I Bisnis.co, JAKARTA – Central Statistical Institute (BPS), in line with the increase in import movements, announced the trade balance deficit of Indonesia as US $ 1.82 billion in October 2018.
The deficit was due to the export balance position, which was lower than the import balance value of USD 15,80 billion or USD 17,63 billion.
President of Central Statistical Institute of Keçük (BPS) Suhariyanto said that this deficit came from oil and natural gas deficit with a deficit of US $ 10.7 billion between January and October.
"So our big assignment is how to reduce this gap," Kecuk said on Thursday, 11/15. Said.
He hopes there will be a new policy in the future that touches on the service balance sheet.
Between January and October 2018, the trade balance gave a deficit of US dollar 5.5 billion, according to the calendar year. In this open position, the oil and gas balance deficit was US $ 10.7 billion and the oil deficit reached US $ 13.21 billion.
On the other hand, export value increased by 5.87% from September to October, supporting oil and natural gas and non-oil exports and reached USD 15,80 billion.
Oil and natural gas exports increased by 15.38% to US $ 1.48 billion.
Meanwhile, oil and natural gas exports increased by 4.99 percent to $ 14.32 billion, supported by the role of jewelry and jewelry, footwear and mineral fuel exports.

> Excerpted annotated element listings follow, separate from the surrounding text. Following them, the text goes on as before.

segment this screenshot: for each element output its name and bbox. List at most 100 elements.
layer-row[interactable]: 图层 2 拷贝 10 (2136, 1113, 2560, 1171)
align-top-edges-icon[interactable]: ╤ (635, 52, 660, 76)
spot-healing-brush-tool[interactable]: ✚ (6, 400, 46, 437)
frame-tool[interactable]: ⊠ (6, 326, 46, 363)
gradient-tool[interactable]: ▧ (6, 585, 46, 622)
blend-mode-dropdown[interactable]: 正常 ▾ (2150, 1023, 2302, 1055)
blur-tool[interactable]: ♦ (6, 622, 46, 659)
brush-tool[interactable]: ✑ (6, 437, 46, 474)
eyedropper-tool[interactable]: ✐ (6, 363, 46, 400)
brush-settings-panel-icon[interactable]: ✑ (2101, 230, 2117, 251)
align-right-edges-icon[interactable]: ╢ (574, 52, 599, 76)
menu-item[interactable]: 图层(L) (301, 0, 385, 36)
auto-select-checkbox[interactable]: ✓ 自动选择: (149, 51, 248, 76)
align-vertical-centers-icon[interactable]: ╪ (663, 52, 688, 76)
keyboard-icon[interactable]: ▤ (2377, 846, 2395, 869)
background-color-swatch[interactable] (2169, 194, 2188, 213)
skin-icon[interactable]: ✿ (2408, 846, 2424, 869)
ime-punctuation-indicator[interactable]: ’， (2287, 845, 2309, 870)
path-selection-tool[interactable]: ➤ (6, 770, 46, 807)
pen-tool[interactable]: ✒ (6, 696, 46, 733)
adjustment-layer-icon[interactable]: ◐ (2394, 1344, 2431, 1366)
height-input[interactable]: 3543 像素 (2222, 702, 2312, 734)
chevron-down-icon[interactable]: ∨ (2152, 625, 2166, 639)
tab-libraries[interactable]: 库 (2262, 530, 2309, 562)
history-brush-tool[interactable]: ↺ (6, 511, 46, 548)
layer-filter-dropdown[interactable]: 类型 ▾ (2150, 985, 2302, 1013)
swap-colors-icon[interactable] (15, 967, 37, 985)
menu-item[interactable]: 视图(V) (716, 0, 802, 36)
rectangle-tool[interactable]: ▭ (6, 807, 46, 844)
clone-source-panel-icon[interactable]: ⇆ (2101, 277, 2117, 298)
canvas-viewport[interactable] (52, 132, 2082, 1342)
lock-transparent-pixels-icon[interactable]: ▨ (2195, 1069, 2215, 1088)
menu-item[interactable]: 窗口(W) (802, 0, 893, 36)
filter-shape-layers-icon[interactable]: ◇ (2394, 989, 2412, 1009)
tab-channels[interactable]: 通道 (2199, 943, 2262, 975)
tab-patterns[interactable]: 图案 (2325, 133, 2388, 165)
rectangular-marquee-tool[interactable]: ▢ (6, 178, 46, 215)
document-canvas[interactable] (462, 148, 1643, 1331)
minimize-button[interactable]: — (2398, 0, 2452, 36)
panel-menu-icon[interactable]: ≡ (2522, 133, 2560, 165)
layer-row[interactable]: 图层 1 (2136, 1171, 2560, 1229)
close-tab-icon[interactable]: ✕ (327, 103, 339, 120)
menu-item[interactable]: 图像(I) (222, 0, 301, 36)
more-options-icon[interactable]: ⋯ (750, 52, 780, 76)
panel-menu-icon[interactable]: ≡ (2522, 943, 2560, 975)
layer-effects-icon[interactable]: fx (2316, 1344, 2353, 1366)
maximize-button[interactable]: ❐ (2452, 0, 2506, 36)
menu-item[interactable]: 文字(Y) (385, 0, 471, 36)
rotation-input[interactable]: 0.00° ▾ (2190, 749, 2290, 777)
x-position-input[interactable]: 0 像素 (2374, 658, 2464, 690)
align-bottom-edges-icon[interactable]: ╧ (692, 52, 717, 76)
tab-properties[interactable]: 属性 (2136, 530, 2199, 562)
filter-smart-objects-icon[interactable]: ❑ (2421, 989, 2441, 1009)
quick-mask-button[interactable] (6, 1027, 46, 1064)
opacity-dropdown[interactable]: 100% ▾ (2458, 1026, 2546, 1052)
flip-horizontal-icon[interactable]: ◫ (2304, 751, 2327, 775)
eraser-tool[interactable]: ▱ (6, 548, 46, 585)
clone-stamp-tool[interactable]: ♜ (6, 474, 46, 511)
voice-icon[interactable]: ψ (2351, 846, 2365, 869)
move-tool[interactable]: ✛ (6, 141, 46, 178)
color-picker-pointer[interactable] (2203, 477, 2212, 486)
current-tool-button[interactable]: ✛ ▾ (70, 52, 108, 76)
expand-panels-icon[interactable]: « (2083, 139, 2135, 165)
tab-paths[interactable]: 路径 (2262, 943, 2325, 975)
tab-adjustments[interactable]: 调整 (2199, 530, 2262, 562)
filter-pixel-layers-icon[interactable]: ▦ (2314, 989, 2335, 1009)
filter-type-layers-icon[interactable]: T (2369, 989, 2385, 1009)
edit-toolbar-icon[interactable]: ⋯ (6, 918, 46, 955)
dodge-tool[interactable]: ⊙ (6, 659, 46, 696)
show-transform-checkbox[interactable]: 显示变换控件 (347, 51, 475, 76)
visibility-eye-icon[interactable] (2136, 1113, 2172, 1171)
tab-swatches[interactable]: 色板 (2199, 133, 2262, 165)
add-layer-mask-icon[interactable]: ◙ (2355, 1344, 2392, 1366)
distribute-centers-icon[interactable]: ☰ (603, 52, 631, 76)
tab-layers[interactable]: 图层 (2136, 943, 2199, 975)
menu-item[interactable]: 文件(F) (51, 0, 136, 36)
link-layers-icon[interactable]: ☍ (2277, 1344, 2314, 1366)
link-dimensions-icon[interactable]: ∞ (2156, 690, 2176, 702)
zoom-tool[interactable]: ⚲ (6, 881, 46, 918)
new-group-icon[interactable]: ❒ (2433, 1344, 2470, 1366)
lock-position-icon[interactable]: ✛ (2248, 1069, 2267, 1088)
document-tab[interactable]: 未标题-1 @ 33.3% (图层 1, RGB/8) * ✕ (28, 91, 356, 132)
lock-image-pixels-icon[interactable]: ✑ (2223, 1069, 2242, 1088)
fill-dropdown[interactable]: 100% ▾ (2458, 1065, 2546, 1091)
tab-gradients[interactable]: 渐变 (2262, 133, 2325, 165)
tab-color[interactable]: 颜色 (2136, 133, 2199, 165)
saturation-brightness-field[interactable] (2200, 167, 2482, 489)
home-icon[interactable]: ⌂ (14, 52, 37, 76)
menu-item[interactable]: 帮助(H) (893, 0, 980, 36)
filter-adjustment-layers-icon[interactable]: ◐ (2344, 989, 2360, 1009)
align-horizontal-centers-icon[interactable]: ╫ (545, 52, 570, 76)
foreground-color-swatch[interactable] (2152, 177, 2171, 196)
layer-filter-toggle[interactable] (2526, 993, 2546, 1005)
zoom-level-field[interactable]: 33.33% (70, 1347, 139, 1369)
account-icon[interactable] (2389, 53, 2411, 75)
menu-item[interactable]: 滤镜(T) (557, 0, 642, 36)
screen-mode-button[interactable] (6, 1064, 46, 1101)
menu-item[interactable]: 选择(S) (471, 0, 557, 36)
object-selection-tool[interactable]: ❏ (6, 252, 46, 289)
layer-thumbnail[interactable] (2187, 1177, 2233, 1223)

According to the sector, in October, agricultural exports decreased by 0.92% to US $ 320 million due to falling cocoa, pearl and vegetable exports. On an annual basis, agricultural exports decreased by 9.52% with the decline in exports of coffee, cocoa and pearls.
Exports increased by 6.40% to US $ 11.59 billion with the contribution of exports of exports, jewelry, sports shoes, vehicles and accessories.
On an annual basis, the export sector increased by 5.71%. Mining exports decreased by 0.58% in October compared to the same period of the previous year to USD 2.41 billion and fell 1.58% year-on-year.
Despite the fall, Keçük said the mining sector and other contributions were quite high, increasing by US $ 24.70 billion in January-October, up 27.46 percent to $ 19.38 billion in the same period last year.
The import balance increased by USD 17.63 billion, or 20.6% in October 2018. This increase increased 26.97% in petroleum and natural gas imports and reached US dollar 2.91 billion.
Len It is triggered by the value of crude oil and oil products and gas, K Kecuk said.
Non-oil and natural gas imports increased by 19.42% to US $ 14.71 billion.
According to the sector, export consumption increased by 13.28% compared to the previous month and rose to 13.48 US dollars due to the increase in fruit imports such as the importation of mandarin orange wine and lifesaver boats. On a year-on-year basis, imports increased to 20.04%.
Kecuk is expected to show an improvement in consumption in the country while it is expected to be reflected in forward economic growth.
Imports of raw materials increased by 22.59% to US $ 13.37 billion and annual increase to 23.10%.
BPS said that imports of capital goods have risen to US $ 2.75 billion, still rising by 15.57%, driven by large machinery imports.
According to Kecuk, this was due to the completion of local infrastructure projects.
Between January and October 2018, Kecuk said that imports of oil and natural gas stemmed from imports of iron and steel, as well as machinery, electrical equipment and mechanical aircraft, with an increase of 22.58%.